Pediatr Blood Cancer. 2007 Sep;49(3):256-60. doi: 10.1002/pbc.21067.
To assess the outcome and determine risk factors for extraocular relapse in patients with retinoblastoma who had been enucleated after failure of chemoreduction.
Retrospective study (1995-2002) at three institutions. Pathological risk factors (PRF) were defined as invasion of the anterior segment, choroid, post-laminar optic nerve, subarachnoid space, or sclera according to the local pathology report. Extraocular relapse was defined as an event.
One hundred twenty-two patients were included (17 had bilateral enucleation). Chemoreduction included vincristine, carboplatin, and etoposide (n=80, 65.6%), vincristine, and carboplatin (n=17, 13.9%), or carboplatin (n=25, 20.5%). Thirty-five also received external beam radiotherapy (28.7%). PRF included: 39 with choroidal involvement, 9 with anterior segment, 9 with scleral, and 2 with post-laminar optic nerve with subarachnoid invasion. Adjuvant chemotherapy was given to eight patients (6.5%) because of scleral invasion. Four patients had an extraocular relapse after enucleation, two of whom survive after intensive treatment including stem cell rescue.
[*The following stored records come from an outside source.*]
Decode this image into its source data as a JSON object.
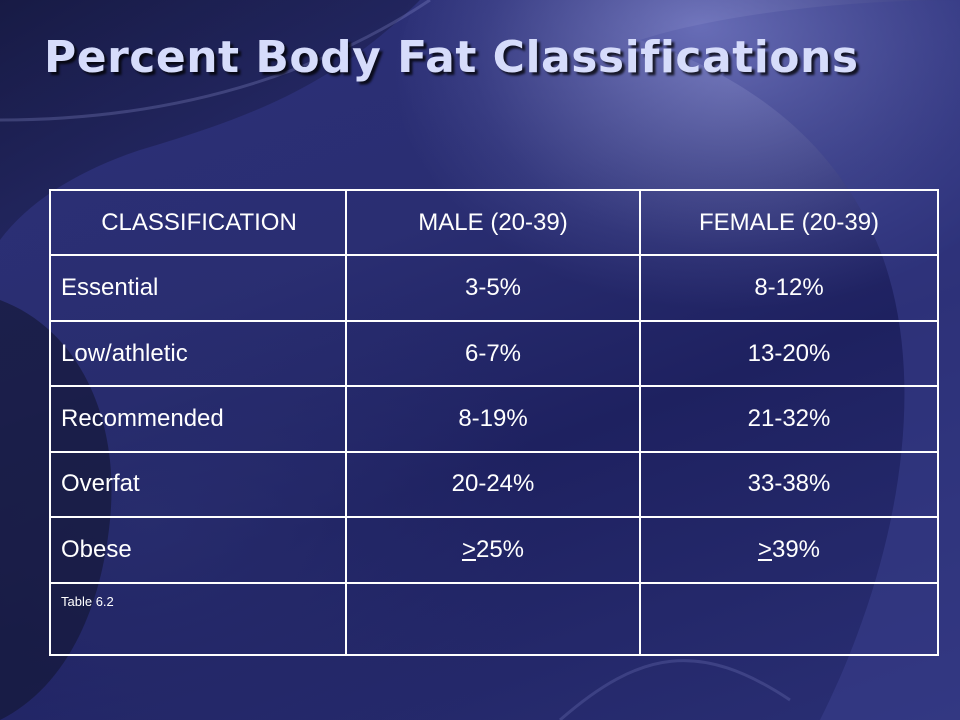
{
  "slide": {
    "title": "Percent Body Fat Classifications"
  },
  "table": {
    "headers": [
      "CLASSIFICATION",
      "MALE (20-39)",
      "FEMALE (20-39)"
    ],
    "rows": [
      {
        "classification": "Essential",
        "male": "3-5%",
        "female": "8-12%"
      },
      {
        "classification": "Low/athletic",
        "male": "6-7%",
        "female": "13-20%"
      },
      {
        "classification": "Recommended",
        "male": "8-19%",
        "female": "21-32%"
      },
      {
        "classification": "Overfat",
        "male": "20-24%",
        "female": "33-38%"
      },
      {
        "classification": "Obese",
        "male_symbol": ">",
        "male_value": "25%",
        "female_symbol": ">",
        "female_value": "39%"
      }
    ],
    "note": "Table 6.2"
  },
  "colors": {
    "background": "#2a2e72",
    "title": "#d6dcfb",
    "text": "#ffffff",
    "border": "#ffffff"
  }
}
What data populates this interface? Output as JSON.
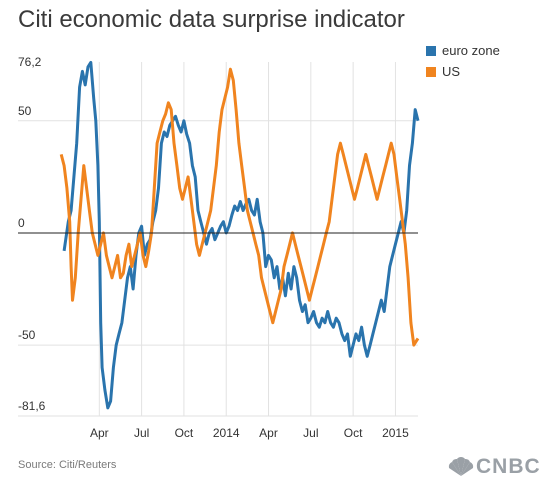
{
  "title": "Citi economic data surprise indicator",
  "source": "Source: Citi/Reuters",
  "logo": {
    "text": "CNBC",
    "icon": "peacock-icon",
    "color": "#9aa0a6"
  },
  "chart_data": {
    "type": "line",
    "title": "Citi economic data surprise indicator",
    "ylim": [
      -81.6,
      76.2
    ],
    "y_ticks": [
      {
        "value": 76.2,
        "label": "76,2"
      },
      {
        "value": 50,
        "label": "50"
      },
      {
        "value": 0,
        "label": "0"
      },
      {
        "value": -50,
        "label": "-50"
      },
      {
        "value": -81.6,
        "label": "-81,6"
      }
    ],
    "x_ticks": [
      {
        "t": 3,
        "label": "Apr"
      },
      {
        "t": 6,
        "label": "Jul"
      },
      {
        "t": 9,
        "label": "Oct"
      },
      {
        "t": 12,
        "label": "2014"
      },
      {
        "t": 15,
        "label": "Apr"
      },
      {
        "t": 18,
        "label": "Jul"
      },
      {
        "t": 21,
        "label": "Oct"
      },
      {
        "t": 24,
        "label": "2015"
      }
    ],
    "x_range": [
      0,
      25.6
    ],
    "grid": "vertical at x ticks, horizontal at 50 and -50, zero line emphasized",
    "legend_position": "top-right",
    "series": [
      {
        "name": "euro zone",
        "color": "#2a74ad",
        "points": [
          [
            0.5,
            -8
          ],
          [
            0.8,
            5
          ],
          [
            1.0,
            10
          ],
          [
            1.2,
            25
          ],
          [
            1.4,
            40
          ],
          [
            1.6,
            65
          ],
          [
            1.8,
            72
          ],
          [
            2.0,
            66
          ],
          [
            2.2,
            74
          ],
          [
            2.4,
            76
          ],
          [
            2.6,
            60
          ],
          [
            2.75,
            50
          ],
          [
            2.9,
            30
          ],
          [
            3.0,
            5
          ],
          [
            3.1,
            -40
          ],
          [
            3.2,
            -60
          ],
          [
            3.4,
            -70
          ],
          [
            3.6,
            -78
          ],
          [
            3.8,
            -75
          ],
          [
            4.0,
            -60
          ],
          [
            4.2,
            -50
          ],
          [
            4.4,
            -45
          ],
          [
            4.6,
            -40
          ],
          [
            4.8,
            -30
          ],
          [
            5.0,
            -20
          ],
          [
            5.2,
            -15
          ],
          [
            5.4,
            -25
          ],
          [
            5.6,
            -10
          ],
          [
            5.8,
            0
          ],
          [
            6.0,
            3
          ],
          [
            6.2,
            -10
          ],
          [
            6.4,
            -5
          ],
          [
            6.6,
            -3
          ],
          [
            6.8,
            5
          ],
          [
            7.0,
            10
          ],
          [
            7.2,
            20
          ],
          [
            7.4,
            40
          ],
          [
            7.6,
            45
          ],
          [
            7.8,
            43
          ],
          [
            8.0,
            48
          ],
          [
            8.2,
            50
          ],
          [
            8.4,
            52
          ],
          [
            8.6,
            48
          ],
          [
            8.8,
            45
          ],
          [
            9.0,
            50
          ],
          [
            9.2,
            44
          ],
          [
            9.4,
            40
          ],
          [
            9.6,
            30
          ],
          [
            9.8,
            25
          ],
          [
            10.0,
            10
          ],
          [
            10.2,
            5
          ],
          [
            10.4,
            0
          ],
          [
            10.6,
            -5
          ],
          [
            10.8,
            0
          ],
          [
            11.0,
            2
          ],
          [
            11.2,
            -3
          ],
          [
            11.4,
            0
          ],
          [
            11.6,
            3
          ],
          [
            11.8,
            5
          ],
          [
            12.0,
            0
          ],
          [
            12.2,
            3
          ],
          [
            12.4,
            8
          ],
          [
            12.6,
            12
          ],
          [
            12.8,
            10
          ],
          [
            13.0,
            14
          ],
          [
            13.2,
            10
          ],
          [
            13.4,
            13
          ],
          [
            13.6,
            15
          ],
          [
            13.8,
            10
          ],
          [
            14.0,
            8
          ],
          [
            14.2,
            15
          ],
          [
            14.4,
            5
          ],
          [
            14.6,
            0
          ],
          [
            14.8,
            -15
          ],
          [
            15.0,
            -10
          ],
          [
            15.2,
            -12
          ],
          [
            15.4,
            -20
          ],
          [
            15.6,
            -15
          ],
          [
            15.8,
            -25
          ],
          [
            16.0,
            -20
          ],
          [
            16.2,
            -28
          ],
          [
            16.4,
            -18
          ],
          [
            16.6,
            -25
          ],
          [
            16.8,
            -15
          ],
          [
            17.0,
            -20
          ],
          [
            17.2,
            -30
          ],
          [
            17.4,
            -35
          ],
          [
            17.6,
            -32
          ],
          [
            17.8,
            -40
          ],
          [
            18.0,
            -38
          ],
          [
            18.2,
            -35
          ],
          [
            18.4,
            -40
          ],
          [
            18.6,
            -42
          ],
          [
            18.8,
            -38
          ],
          [
            19.0,
            -40
          ],
          [
            19.2,
            -35
          ],
          [
            19.4,
            -40
          ],
          [
            19.6,
            -42
          ],
          [
            19.8,
            -38
          ],
          [
            20.0,
            -40
          ],
          [
            20.2,
            -45
          ],
          [
            20.4,
            -48
          ],
          [
            20.6,
            -45
          ],
          [
            20.8,
            -55
          ],
          [
            21.0,
            -50
          ],
          [
            21.2,
            -45
          ],
          [
            21.4,
            -48
          ],
          [
            21.6,
            -42
          ],
          [
            21.8,
            -50
          ],
          [
            22.0,
            -55
          ],
          [
            22.2,
            -50
          ],
          [
            22.4,
            -45
          ],
          [
            22.6,
            -40
          ],
          [
            22.8,
            -35
          ],
          [
            23.0,
            -30
          ],
          [
            23.2,
            -35
          ],
          [
            23.4,
            -25
          ],
          [
            23.6,
            -15
          ],
          [
            23.8,
            -10
          ],
          [
            24.0,
            -5
          ],
          [
            24.2,
            0
          ],
          [
            24.4,
            5
          ],
          [
            24.6,
            0
          ],
          [
            24.8,
            10
          ],
          [
            25.0,
            30
          ],
          [
            25.2,
            40
          ],
          [
            25.4,
            55
          ],
          [
            25.6,
            50
          ]
        ]
      },
      {
        "name": "US",
        "color": "#f0841f",
        "points": [
          [
            0.3,
            35
          ],
          [
            0.5,
            30
          ],
          [
            0.7,
            20
          ],
          [
            0.9,
            5
          ],
          [
            1.0,
            -15
          ],
          [
            1.1,
            -30
          ],
          [
            1.3,
            -20
          ],
          [
            1.5,
            0
          ],
          [
            1.7,
            15
          ],
          [
            1.9,
            30
          ],
          [
            2.1,
            20
          ],
          [
            2.3,
            10
          ],
          [
            2.5,
            0
          ],
          [
            2.7,
            -5
          ],
          [
            2.9,
            -10
          ],
          [
            3.1,
            -5
          ],
          [
            3.3,
            0
          ],
          [
            3.5,
            -10
          ],
          [
            3.7,
            -15
          ],
          [
            3.9,
            -20
          ],
          [
            4.1,
            -15
          ],
          [
            4.3,
            -10
          ],
          [
            4.5,
            -20
          ],
          [
            4.7,
            -18
          ],
          [
            4.9,
            -10
          ],
          [
            5.1,
            -5
          ],
          [
            5.3,
            -15
          ],
          [
            5.5,
            -10
          ],
          [
            5.7,
            -5
          ],
          [
            5.9,
            0
          ],
          [
            6.1,
            -10
          ],
          [
            6.3,
            -15
          ],
          [
            6.5,
            -8
          ],
          [
            6.7,
            0
          ],
          [
            6.9,
            20
          ],
          [
            7.1,
            40
          ],
          [
            7.3,
            45
          ],
          [
            7.5,
            50
          ],
          [
            7.7,
            53
          ],
          [
            7.9,
            58
          ],
          [
            8.1,
            55
          ],
          [
            8.3,
            40
          ],
          [
            8.5,
            30
          ],
          [
            8.7,
            20
          ],
          [
            8.9,
            15
          ],
          [
            9.1,
            20
          ],
          [
            9.3,
            25
          ],
          [
            9.5,
            15
          ],
          [
            9.7,
            5
          ],
          [
            9.9,
            -5
          ],
          [
            10.1,
            -10
          ],
          [
            10.3,
            -5
          ],
          [
            10.5,
            0
          ],
          [
            10.7,
            5
          ],
          [
            10.9,
            10
          ],
          [
            11.1,
            20
          ],
          [
            11.3,
            30
          ],
          [
            11.5,
            45
          ],
          [
            11.7,
            55
          ],
          [
            11.9,
            60
          ],
          [
            12.1,
            65
          ],
          [
            12.3,
            73
          ],
          [
            12.5,
            68
          ],
          [
            12.7,
            55
          ],
          [
            12.9,
            40
          ],
          [
            13.1,
            30
          ],
          [
            13.3,
            20
          ],
          [
            13.5,
            10
          ],
          [
            13.7,
            5
          ],
          [
            13.9,
            0
          ],
          [
            14.1,
            -5
          ],
          [
            14.3,
            -10
          ],
          [
            14.5,
            -20
          ],
          [
            14.7,
            -25
          ],
          [
            14.9,
            -30
          ],
          [
            15.1,
            -35
          ],
          [
            15.3,
            -40
          ],
          [
            15.5,
            -35
          ],
          [
            15.7,
            -30
          ],
          [
            15.9,
            -25
          ],
          [
            16.1,
            -15
          ],
          [
            16.3,
            -10
          ],
          [
            16.5,
            -5
          ],
          [
            16.7,
            0
          ],
          [
            16.9,
            -5
          ],
          [
            17.1,
            -10
          ],
          [
            17.3,
            -15
          ],
          [
            17.5,
            -20
          ],
          [
            17.7,
            -25
          ],
          [
            17.9,
            -30
          ],
          [
            18.1,
            -25
          ],
          [
            18.3,
            -20
          ],
          [
            18.5,
            -15
          ],
          [
            18.7,
            -10
          ],
          [
            18.9,
            -5
          ],
          [
            19.1,
            0
          ],
          [
            19.3,
            5
          ],
          [
            19.5,
            15
          ],
          [
            19.7,
            25
          ],
          [
            19.9,
            35
          ],
          [
            20.1,
            40
          ],
          [
            20.3,
            35
          ],
          [
            20.5,
            30
          ],
          [
            20.7,
            25
          ],
          [
            20.9,
            20
          ],
          [
            21.1,
            15
          ],
          [
            21.3,
            20
          ],
          [
            21.5,
            25
          ],
          [
            21.7,
            30
          ],
          [
            21.9,
            35
          ],
          [
            22.1,
            30
          ],
          [
            22.3,
            25
          ],
          [
            22.5,
            20
          ],
          [
            22.7,
            15
          ],
          [
            22.9,
            20
          ],
          [
            23.1,
            25
          ],
          [
            23.3,
            30
          ],
          [
            23.5,
            35
          ],
          [
            23.7,
            40
          ],
          [
            23.9,
            35
          ],
          [
            24.1,
            25
          ],
          [
            24.3,
            15
          ],
          [
            24.5,
            5
          ],
          [
            24.7,
            -5
          ],
          [
            24.9,
            -20
          ],
          [
            25.1,
            -40
          ],
          [
            25.3,
            -50
          ],
          [
            25.5,
            -48
          ],
          [
            25.6,
            -47
          ]
        ]
      }
    ]
  }
}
Five-year probability of event-free survival is 0.96. Only scleral invasion and bilateral enucleation were significantly associated with extraocular relapse.
The risk of extraocular relapse is low after enucleation following failure of chemoreduction. Patients who underwent bilateral enucleation and those with scleral invasion are at higher risk of extraocular relapse.
评估经化疗减积治疗失败后行眼球摘除术的视网膜母细胞瘤患者的预后,并确定眼外复发的危险因素。
对三家机构在1995年至2002年期间进行的回顾性研究。根据当地病理报告,将病理危险因素(PRF)定义为前节、脉络膜、视神经管后段、蛛网膜下腔或巩膜受侵。将眼外复发定义为一个事件。
共纳入122例患者(17例为双眼眼球摘除)。化疗减积方案包括长春新碱、卡铂和依托泊苷(n = 80,65.6%)、长春新碱和卡铂(n = 17,13.9%)或卡铂(n = 25,20.5%)。35例患者还接受了外照射放疗(28.7%)。PRF包括:39例脉络膜受累、9例前节受累、9例巩膜受累、2例视神经管后段伴蛛网膜下腔受侵。8例患者(6.5%)因巩膜受侵接受了辅助化疗。4例患者在眼球摘除术后发生眼外复发,其中2例在包括干细胞救援的强化治疗后存活。无事件生存的5年概率为0.96。仅巩膜受侵和双眼眼球摘除与眼外复发显著相关。
化疗减积治疗失败后行眼球摘除术,眼外复发风险较低。接受双眼眼球摘除术的患者和巩膜受侵患者眼外复发风险较高。